My Disappointing Data, and What To Do With It

I should start by saying that I talked about my teacher data reports with some co-workers today and they had been e-mailed their usernames and passwords for their reports. So apparently not everyone had such a difficult time accessing their reports. I guess I’m just special.

Well, maybe not that special. Not according to my data reports at least. In fact I’m wholly average as an educator when it comes to teaching both math and reading. Not exactly the vote of confidence I was looking for.

I can’t say that I was surprised. I got my students’ test scores at the end of last school year, and I knew how they compared to those of my peers at my school and by extension the city. Test scores jumped up across the city last year, and my students? Well most of their scores went up, but some went down. Meaning, pardon the pun, I didn’t make the grade.

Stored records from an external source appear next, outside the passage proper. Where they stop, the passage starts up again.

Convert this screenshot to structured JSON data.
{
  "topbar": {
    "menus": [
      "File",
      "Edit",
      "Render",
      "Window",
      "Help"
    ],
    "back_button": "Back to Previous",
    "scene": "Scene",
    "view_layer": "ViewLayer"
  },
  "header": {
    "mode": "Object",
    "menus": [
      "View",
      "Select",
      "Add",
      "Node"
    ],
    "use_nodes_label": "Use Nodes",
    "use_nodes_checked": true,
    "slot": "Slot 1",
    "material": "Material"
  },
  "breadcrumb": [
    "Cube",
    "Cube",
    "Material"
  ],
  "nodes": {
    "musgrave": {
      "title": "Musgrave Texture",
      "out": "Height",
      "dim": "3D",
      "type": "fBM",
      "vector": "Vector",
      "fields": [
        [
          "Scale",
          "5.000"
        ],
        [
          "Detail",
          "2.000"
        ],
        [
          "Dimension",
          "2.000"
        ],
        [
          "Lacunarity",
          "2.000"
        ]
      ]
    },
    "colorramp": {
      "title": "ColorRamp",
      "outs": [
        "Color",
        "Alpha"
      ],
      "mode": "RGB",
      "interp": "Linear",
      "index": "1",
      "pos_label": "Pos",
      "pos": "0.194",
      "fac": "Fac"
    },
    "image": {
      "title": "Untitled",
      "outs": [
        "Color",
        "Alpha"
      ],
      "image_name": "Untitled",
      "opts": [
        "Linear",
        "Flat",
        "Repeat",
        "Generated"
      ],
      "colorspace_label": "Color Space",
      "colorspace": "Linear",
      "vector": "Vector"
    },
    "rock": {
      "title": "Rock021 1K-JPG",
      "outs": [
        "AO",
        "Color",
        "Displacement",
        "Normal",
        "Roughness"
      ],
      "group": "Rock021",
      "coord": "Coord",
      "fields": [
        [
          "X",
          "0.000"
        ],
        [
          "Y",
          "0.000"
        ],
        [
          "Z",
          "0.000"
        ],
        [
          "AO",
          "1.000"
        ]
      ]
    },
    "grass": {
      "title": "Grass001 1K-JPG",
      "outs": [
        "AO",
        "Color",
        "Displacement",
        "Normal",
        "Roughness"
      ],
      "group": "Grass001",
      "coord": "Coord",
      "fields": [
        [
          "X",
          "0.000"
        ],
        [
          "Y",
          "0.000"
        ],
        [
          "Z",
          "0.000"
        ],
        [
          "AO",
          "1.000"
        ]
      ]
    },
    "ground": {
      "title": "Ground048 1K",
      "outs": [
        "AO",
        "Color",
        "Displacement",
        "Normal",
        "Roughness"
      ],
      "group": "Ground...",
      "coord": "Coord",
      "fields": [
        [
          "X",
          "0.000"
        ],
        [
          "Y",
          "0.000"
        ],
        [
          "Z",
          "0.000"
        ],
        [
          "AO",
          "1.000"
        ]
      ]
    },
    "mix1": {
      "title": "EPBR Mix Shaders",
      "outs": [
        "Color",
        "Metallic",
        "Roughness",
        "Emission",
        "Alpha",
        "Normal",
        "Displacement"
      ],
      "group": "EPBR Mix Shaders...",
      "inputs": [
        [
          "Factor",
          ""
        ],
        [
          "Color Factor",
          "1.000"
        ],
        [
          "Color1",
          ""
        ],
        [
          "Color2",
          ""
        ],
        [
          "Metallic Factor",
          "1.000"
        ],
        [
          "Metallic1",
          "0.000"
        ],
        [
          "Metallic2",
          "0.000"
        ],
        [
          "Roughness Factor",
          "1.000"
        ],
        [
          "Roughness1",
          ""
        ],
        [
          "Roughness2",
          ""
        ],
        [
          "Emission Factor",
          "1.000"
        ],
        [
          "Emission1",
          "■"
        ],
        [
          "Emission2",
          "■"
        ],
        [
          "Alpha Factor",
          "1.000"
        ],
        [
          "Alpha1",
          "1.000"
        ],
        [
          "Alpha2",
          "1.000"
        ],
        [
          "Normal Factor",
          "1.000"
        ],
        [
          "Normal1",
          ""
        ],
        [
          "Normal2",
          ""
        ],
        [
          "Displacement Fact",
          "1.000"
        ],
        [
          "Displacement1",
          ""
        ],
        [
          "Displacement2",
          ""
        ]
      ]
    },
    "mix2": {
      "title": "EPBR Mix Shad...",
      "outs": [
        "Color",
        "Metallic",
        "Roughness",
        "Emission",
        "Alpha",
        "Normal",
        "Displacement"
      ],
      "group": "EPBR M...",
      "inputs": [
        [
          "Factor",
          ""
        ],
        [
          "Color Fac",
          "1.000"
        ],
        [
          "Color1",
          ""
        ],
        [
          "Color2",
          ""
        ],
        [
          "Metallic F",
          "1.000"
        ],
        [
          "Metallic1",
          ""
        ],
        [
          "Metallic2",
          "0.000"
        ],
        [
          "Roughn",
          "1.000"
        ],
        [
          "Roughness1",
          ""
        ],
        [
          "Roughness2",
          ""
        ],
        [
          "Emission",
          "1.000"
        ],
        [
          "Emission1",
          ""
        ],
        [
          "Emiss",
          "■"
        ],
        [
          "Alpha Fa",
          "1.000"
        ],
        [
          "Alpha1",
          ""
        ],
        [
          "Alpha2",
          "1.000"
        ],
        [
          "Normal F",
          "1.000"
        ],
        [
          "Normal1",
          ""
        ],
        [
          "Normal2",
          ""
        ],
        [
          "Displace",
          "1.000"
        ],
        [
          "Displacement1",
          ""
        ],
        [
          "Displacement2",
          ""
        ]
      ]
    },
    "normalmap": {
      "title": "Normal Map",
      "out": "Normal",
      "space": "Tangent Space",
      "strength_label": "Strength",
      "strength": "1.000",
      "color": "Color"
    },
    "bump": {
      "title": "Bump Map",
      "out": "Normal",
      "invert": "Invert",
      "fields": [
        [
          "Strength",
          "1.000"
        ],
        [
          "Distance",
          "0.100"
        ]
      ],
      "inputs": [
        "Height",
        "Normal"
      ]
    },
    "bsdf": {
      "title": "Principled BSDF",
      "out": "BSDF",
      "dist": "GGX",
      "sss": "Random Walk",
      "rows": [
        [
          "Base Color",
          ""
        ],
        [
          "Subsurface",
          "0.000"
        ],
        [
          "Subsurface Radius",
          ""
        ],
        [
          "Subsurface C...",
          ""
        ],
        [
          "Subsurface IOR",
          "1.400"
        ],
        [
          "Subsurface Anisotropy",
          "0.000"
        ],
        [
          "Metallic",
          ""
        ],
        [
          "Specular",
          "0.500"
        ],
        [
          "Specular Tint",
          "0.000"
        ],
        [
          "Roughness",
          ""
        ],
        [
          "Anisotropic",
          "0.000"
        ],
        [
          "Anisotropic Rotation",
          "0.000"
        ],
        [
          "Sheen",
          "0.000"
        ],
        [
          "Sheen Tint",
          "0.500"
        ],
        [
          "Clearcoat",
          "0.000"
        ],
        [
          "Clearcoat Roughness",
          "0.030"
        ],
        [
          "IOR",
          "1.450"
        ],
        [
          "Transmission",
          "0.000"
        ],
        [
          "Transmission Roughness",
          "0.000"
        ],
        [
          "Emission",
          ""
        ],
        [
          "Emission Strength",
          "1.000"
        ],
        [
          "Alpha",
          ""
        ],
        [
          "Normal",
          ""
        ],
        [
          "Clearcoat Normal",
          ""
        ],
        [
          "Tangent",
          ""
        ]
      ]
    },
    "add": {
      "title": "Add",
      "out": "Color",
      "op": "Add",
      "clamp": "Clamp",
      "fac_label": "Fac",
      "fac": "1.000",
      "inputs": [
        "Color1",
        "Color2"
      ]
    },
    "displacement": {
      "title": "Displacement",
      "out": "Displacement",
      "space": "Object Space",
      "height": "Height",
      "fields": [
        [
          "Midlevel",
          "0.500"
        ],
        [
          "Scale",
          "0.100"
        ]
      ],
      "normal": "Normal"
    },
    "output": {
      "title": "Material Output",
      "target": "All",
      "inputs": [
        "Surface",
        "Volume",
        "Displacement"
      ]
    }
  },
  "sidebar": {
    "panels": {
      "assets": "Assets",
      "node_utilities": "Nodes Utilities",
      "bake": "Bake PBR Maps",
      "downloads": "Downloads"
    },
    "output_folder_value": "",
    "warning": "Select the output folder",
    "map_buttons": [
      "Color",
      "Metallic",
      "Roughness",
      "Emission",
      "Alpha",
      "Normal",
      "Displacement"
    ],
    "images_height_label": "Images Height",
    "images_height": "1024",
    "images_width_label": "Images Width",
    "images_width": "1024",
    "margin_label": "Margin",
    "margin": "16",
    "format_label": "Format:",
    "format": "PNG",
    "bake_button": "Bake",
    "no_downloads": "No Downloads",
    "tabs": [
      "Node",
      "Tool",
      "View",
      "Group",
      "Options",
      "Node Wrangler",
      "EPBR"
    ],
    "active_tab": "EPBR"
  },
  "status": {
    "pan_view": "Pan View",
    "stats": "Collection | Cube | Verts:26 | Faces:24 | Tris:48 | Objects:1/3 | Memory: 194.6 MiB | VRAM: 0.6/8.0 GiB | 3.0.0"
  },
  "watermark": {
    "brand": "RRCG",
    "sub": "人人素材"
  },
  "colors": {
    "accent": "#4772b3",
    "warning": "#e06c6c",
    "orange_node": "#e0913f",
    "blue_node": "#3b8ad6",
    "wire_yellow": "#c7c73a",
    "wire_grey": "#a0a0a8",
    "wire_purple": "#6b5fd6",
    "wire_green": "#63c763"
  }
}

So my teacher data report confirmed what I already knew about my test scores. The only difference is it applied a percentile and a label to my shortcomings. And according to my students’ scores, or more accurately, my value-added score, I am average.

This is disappointing to say the least. I did not join NYC Teaching Fellows to be an average teacher. I became a teacher with the hopes that I would be an above-average educator. I wanted to fulfill every noble cliche — change lives, bring my kids to grade level and do my part to close the achievement gap. Now I knew that my first year was an abject failure in this regard, and my second year fell short too, but falling in the 41st and 38th percentile (side note: How low is the bar for “average”)? That’s a level of failure I never expected and have never experienced before.

Setting aside (for now) the issues with an evaluation tool that is based solely on test scores, the question is: What do I do with this information? What do these numbers really tell me? If they are meant to be a tool for improving my instruction I’m not sure how a few percentiles, even those broken down by gender and performance level, do this. If there were a way to look at data that was broken down by performance indicator and skill, or incorporated attendance and numerous other “x-factors,” I think that could affect my teaching in a much more meaningful way. In the meantime, the data report seems to be more of a general motivator to do better (what that means exactly is a topic for another post) than a tool to fix specific problems with my teaching.